Kontrollen im Strassenverkehr richten sich nach der Strassenverkehrs-Kontrollverordnung (Art. 1 SKV). Bei diesen Kontrollen können technische Hilfmittel, wie eben Blitzkästen bei Geschwindigkeitsmessungen, eingesetzt werden, wobei das ASTRA die Einzelheiten zu diesen Messungen regelt (Art. 9 SKV). Für Geschwindigkeitsmessungen hat das ASTRA die „Weisung über polizeiliche Geschwindigkeitskontrollen und Rotlichtüberwachung im Strassenverkehr“ vom 22. Mai 2008 erlassen. In Ziffer 6.1 heisst es zum Einsatzort unter anderem:

„Radargeräte sind so aufzustellen und zu betreiben, dass Reflexionsfehlmessungen, verursacht durch metallische Flächen oder Gitter, vermieden werden. Dieser Möglichkeit ist bei der Aufstellung und Wahl der Empfindlichkeit des Gerätes durch die Kontrollperson besondere Beachtung zu schenken.“

Im vorliegenden Fall war erstellt, wo der Blitzkasten stand (E. 3.4.1), das Gerät war geeicht und funktionierte korrekt. Ebenso war die Messung ohne Zweifel dem Auto des Beschwerdeführers zuzuordnen (E. 3.4.3).

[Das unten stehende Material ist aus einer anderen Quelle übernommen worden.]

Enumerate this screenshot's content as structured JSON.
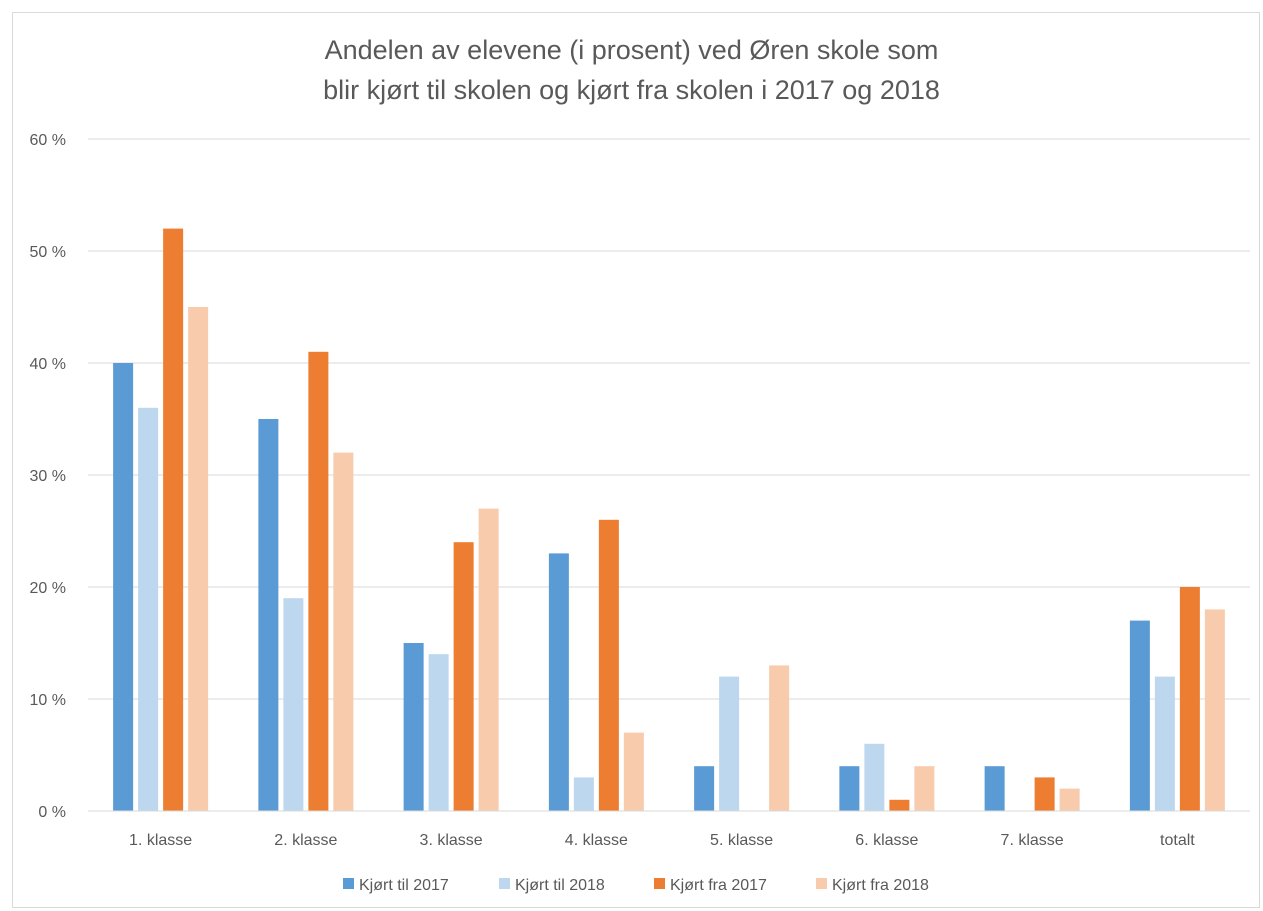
{
  "chart_data": {
    "type": "bar",
    "title_lines": [
      "Andelen av elevene (i prosent) ved Øren skole som",
      "blir kjørt til skolen og kjørt fra skolen i 2017 og 2018"
    ],
    "categories": [
      "1. klasse",
      "2. klasse",
      "3. klasse",
      "4. klasse",
      "5. klasse",
      "6. klasse",
      "7. klasse",
      "totalt"
    ],
    "series": [
      {
        "name": "Kjørt til 2017",
        "color": "#5b9bd5",
        "values": [
          40,
          35,
          15,
          23,
          4,
          4,
          4,
          17
        ]
      },
      {
        "name": "Kjørt til 2018",
        "color": "#bdd7ee",
        "values": [
          36,
          19,
          14,
          3,
          12,
          6,
          0,
          12
        ]
      },
      {
        "name": "Kjørt fra 2017",
        "color": "#ed7d31",
        "values": [
          52,
          41,
          24,
          26,
          0,
          1,
          3,
          20
        ]
      },
      {
        "name": "Kjørt fra 2018",
        "color": "#f8cbad",
        "values": [
          45,
          32,
          27,
          7,
          13,
          4,
          2,
          18
        ]
      }
    ],
    "ylim": [
      0,
      60
    ],
    "yticks": [
      0,
      10,
      20,
      30,
      40,
      50,
      60
    ],
    "ytick_labels": [
      "0 %",
      "10 %",
      "20 %",
      "30 %",
      "40 %",
      "50 %",
      "60 %"
    ],
    "grid": true,
    "legend_position": "bottom"
  }
}
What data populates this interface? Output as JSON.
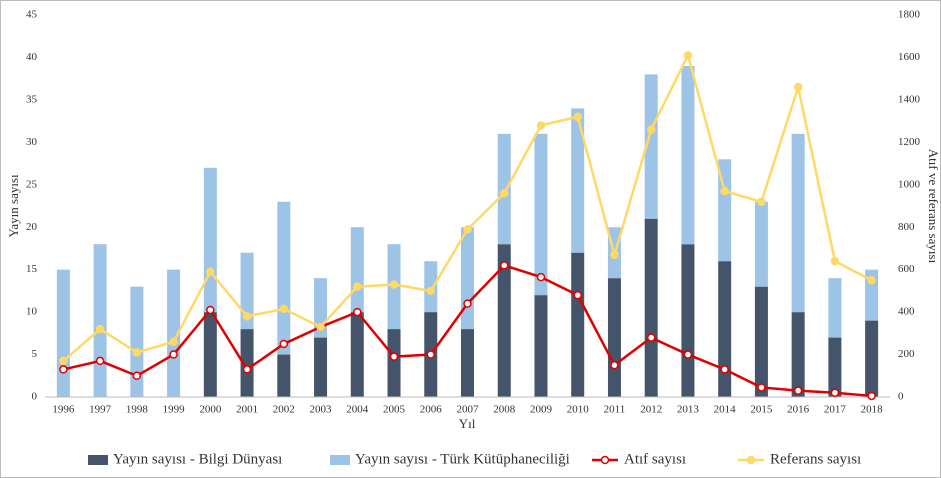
{
  "chart_data": {
    "type": "bar-line",
    "categories": [
      "1996",
      "1997",
      "1998",
      "1999",
      "2000",
      "2001",
      "2002",
      "2003",
      "2004",
      "2005",
      "2006",
      "2007",
      "2008",
      "2009",
      "2010",
      "2011",
      "2012",
      "2013",
      "2014",
      "2015",
      "2016",
      "2017",
      "2018"
    ],
    "xlabel": "Yıl",
    "ylabel": "Yayın sayısı",
    "y2label": "Atıf ve referans sayısı",
    "ylim": [
      0,
      45
    ],
    "yticks": [
      0,
      5,
      10,
      15,
      20,
      25,
      30,
      35,
      40,
      45
    ],
    "y2lim": [
      0,
      1800
    ],
    "y2ticks": [
      0,
      200,
      400,
      600,
      800,
      1000,
      1200,
      1400,
      1600,
      1800
    ],
    "grid": false,
    "stacked": true,
    "legend": "bottom",
    "series": [
      {
        "name": "Yayın sayısı - Bilgi Dünyası",
        "kind": "bar",
        "color": "#44546a",
        "values": [
          0,
          0,
          0,
          0,
          10,
          8,
          5,
          7,
          10,
          8,
          10,
          8,
          18,
          12,
          17,
          14,
          21,
          18,
          16,
          13,
          10,
          7,
          9
        ]
      },
      {
        "name": "Yayın sayısı - Türk Kütüphaneciliği",
        "kind": "bar",
        "color": "#9dc3e6",
        "values": [
          15,
          18,
          13,
          15,
          17,
          9,
          18,
          7,
          10,
          10,
          6,
          12,
          13,
          19,
          17,
          6,
          17,
          21,
          12,
          10,
          21,
          7,
          6
        ]
      },
      {
        "name": "Atıf sayısı",
        "kind": "line",
        "axis": "y2",
        "color": "#e00000",
        "values": [
          130,
          170,
          100,
          200,
          410,
          130,
          250,
          330,
          400,
          190,
          200,
          440,
          620,
          565,
          480,
          150,
          280,
          200,
          130,
          45,
          30,
          20,
          5
        ]
      },
      {
        "name": "Referans sayısı",
        "kind": "line",
        "axis": "y2",
        "color": "#ffd966",
        "values": [
          170,
          320,
          210,
          260,
          590,
          380,
          415,
          330,
          520,
          530,
          500,
          790,
          960,
          1280,
          1320,
          670,
          1260,
          1610,
          970,
          920,
          1460,
          640,
          550
        ]
      }
    ]
  }
}
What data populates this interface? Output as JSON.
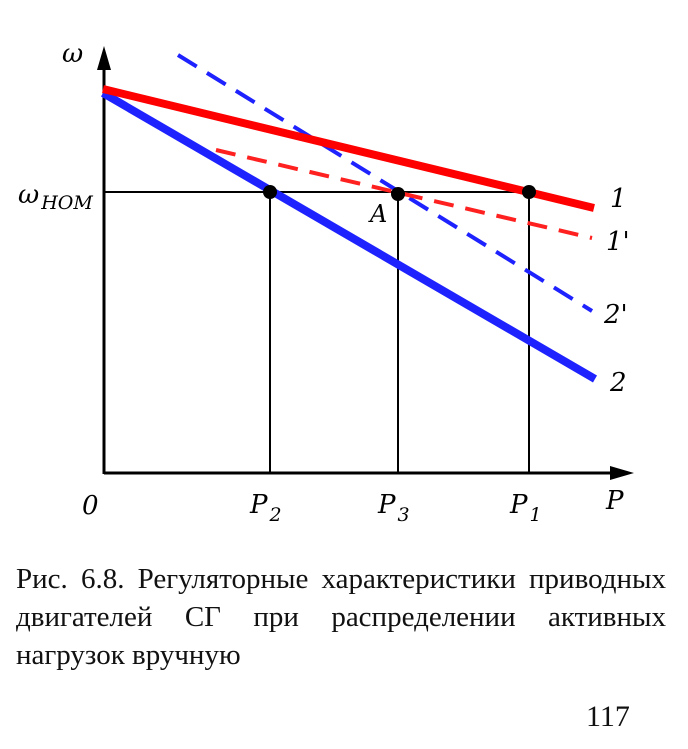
{
  "colors": {
    "line_1": "#ff0000",
    "line_1_prime": "#ff2020",
    "line_2": "#1e22ff",
    "line_2_prime": "#1e22ff",
    "axes": "#000000"
  },
  "axes": {
    "y_label": "ω",
    "x_label": "P",
    "origin": "0",
    "omega_nom_main": "ω",
    "omega_nom_sub": "НОМ"
  },
  "points": {
    "A": "A",
    "p1_main": "P",
    "p1_sub": "1",
    "p2_main": "P",
    "p2_sub": "2",
    "p3_main": "P",
    "p3_sub": "3"
  },
  "lines": {
    "line_1": "1",
    "line_1_prime": "1'",
    "line_2": "2",
    "line_2_prime": "2'"
  },
  "caption": "Рис. 6.8. Регуляторные характеристики приводных двигателей СГ при распределении активных нагрузок вручную",
  "page_number": "117"
}
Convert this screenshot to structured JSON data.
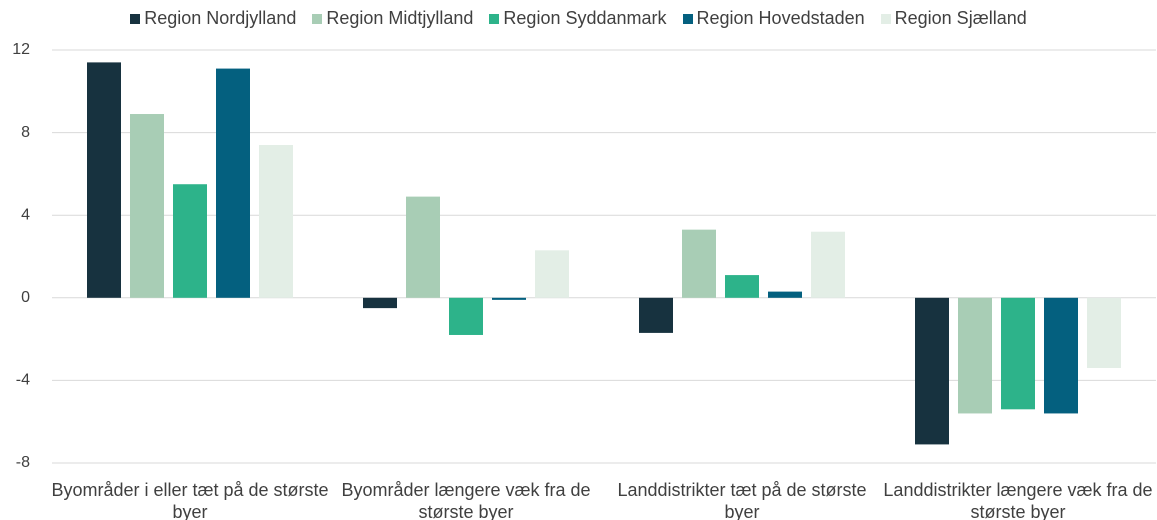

Nun kommt aber die Krux zur Reflexion: Der Beschwerdeführer machte zu Recht geltend, dass einer der Polizisten angab, dass die Radarbilder eine geringfügige Reflexion zeigten, die mutmasslich wegen einer Kilometrierungstafel entstanden. Da Reflexionen gemäss den obigen Weisungen zu einer Fehlmessung führen können, verletzte die Vorinstanz das rechtliche Gehör, indem sie auf dieses Vorbringen des Beschwerdeführers nicht weiter einging. Die Beschwerde wird gutgeheissen, damit ein Gutachten Aufschluss darüber geben kann, ob die Messung der Geschwindigkeit fehlerhaft war.